We can claim entry to the world-without-sin at least at the personal level. If we cannot make it universal for everyone we can at least get it right for our own lives.

So we deal truthfully with each other. If the car I am selling you will not get you fifty metres from here I will tell you. We are honest, truthful, generous, and all the other necessary qualities.

There have always been good people around but never enough at the one time to make the new way of holiness the established way. We have tasted enough goodness to know we need a lot more.

We are trying to bring forth a better world, and it is like giving birth. So has Mary been doing ever since she gave birth to the Christ child. She helps and encourages us in every way to join fully with her and do what she does.

She encourages us to give perfect obedience to God; along with homage and trust. ‘Do whatever He tells you’.

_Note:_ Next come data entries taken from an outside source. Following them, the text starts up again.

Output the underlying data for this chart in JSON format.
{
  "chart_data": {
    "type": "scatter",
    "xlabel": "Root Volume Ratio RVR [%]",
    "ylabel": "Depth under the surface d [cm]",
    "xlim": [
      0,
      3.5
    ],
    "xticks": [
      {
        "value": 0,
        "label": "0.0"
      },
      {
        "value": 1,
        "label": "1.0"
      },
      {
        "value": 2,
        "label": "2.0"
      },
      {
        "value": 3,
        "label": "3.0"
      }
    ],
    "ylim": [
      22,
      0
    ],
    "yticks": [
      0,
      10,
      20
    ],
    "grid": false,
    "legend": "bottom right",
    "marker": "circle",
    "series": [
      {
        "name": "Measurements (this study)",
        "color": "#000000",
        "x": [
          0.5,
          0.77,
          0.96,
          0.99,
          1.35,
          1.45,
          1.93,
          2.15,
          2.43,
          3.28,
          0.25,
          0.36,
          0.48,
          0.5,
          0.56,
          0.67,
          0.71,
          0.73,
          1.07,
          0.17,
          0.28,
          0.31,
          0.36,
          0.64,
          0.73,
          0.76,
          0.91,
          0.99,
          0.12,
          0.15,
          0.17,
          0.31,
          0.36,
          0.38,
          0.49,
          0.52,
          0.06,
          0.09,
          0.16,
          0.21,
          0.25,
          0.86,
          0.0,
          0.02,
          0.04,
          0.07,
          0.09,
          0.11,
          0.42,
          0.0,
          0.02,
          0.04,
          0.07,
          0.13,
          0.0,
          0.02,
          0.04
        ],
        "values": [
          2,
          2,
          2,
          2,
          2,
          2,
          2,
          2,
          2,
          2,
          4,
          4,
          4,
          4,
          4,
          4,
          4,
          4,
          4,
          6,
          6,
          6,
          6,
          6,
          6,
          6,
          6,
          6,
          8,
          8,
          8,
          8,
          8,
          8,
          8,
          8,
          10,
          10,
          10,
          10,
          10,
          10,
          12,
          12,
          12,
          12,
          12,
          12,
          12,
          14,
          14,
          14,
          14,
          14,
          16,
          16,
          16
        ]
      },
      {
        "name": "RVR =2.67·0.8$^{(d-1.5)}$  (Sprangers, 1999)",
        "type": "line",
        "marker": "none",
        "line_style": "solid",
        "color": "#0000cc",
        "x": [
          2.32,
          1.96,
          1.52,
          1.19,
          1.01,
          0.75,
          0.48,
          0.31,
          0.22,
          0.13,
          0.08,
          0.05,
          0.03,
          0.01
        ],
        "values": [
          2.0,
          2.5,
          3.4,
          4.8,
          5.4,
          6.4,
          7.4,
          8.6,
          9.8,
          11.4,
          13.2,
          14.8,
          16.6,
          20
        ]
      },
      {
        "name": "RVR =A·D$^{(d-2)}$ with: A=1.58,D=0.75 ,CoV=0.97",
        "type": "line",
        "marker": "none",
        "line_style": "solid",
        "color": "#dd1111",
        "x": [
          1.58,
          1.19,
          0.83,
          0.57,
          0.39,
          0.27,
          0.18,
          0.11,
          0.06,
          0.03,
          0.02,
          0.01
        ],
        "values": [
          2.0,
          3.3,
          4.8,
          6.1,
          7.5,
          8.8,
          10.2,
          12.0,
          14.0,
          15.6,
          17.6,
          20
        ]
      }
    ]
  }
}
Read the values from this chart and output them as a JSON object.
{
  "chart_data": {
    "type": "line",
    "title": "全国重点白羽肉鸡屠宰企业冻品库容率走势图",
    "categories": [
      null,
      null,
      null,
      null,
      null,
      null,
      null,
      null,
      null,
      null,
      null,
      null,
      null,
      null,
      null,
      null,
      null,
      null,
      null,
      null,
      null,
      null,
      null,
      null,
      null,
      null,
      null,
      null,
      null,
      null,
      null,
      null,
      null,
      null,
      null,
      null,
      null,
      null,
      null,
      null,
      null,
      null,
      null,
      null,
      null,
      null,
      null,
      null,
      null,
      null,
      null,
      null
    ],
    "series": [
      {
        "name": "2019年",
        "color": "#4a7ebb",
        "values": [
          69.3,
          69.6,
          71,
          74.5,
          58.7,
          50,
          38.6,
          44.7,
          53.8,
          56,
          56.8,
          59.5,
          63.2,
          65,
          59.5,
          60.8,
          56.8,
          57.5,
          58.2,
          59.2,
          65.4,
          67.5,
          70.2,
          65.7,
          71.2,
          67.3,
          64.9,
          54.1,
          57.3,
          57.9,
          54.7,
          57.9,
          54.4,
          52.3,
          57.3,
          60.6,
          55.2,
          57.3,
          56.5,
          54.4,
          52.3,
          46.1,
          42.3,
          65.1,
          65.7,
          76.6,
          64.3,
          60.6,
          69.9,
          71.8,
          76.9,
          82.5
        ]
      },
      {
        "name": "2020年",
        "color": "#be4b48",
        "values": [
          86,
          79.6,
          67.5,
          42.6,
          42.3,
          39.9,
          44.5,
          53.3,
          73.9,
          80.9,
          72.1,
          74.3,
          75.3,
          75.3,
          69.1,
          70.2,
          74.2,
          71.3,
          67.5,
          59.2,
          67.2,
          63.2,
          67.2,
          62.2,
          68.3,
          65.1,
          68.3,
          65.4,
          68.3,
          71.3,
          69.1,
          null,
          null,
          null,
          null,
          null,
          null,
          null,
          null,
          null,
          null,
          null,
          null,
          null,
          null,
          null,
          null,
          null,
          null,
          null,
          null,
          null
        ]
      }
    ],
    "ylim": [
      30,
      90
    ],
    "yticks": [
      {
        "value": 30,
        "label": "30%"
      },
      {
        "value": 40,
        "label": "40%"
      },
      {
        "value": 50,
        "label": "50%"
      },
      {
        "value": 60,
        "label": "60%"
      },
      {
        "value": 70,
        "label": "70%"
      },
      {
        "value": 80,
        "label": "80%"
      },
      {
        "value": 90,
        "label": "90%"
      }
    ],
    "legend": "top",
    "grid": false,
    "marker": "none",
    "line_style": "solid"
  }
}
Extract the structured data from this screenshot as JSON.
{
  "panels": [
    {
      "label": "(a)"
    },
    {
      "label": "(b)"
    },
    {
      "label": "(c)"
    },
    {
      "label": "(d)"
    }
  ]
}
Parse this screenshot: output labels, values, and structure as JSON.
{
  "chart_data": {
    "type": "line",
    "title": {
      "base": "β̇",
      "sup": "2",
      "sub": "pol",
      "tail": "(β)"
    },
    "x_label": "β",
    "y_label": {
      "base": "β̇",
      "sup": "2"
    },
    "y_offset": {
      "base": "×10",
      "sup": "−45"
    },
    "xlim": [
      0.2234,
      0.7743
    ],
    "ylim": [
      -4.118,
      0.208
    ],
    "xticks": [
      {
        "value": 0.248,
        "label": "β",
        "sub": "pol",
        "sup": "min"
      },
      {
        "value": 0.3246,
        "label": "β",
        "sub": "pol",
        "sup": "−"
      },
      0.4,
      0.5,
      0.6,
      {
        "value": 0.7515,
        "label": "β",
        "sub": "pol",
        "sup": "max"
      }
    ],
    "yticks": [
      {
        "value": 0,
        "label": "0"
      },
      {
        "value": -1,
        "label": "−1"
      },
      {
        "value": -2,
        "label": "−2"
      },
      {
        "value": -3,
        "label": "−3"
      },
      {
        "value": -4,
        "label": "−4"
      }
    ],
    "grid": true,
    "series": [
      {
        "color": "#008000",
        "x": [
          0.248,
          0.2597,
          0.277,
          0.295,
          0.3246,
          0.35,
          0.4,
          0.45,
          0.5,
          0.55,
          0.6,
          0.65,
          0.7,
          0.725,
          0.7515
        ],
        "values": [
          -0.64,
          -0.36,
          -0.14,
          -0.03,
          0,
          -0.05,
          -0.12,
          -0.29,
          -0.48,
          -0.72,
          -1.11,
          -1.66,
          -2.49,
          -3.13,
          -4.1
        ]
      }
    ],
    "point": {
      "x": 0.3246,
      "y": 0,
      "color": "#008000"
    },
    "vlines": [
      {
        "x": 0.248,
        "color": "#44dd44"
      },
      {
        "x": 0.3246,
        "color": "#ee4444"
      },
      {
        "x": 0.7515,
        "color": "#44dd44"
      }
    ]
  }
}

Doing the right thing becomes automatic, spontaneous – once our wills have been corrected and fortified; once we have been filled with the zeal of the Holy Spirit.

This is how we need to be, and we find this in Mary. We get used to life in this other universe, first established in her.

We have much to be thankful for that long ago, a certain baby girl was conceived without sin.

O Mary, conceived without sin pray for us who have recourse to thee.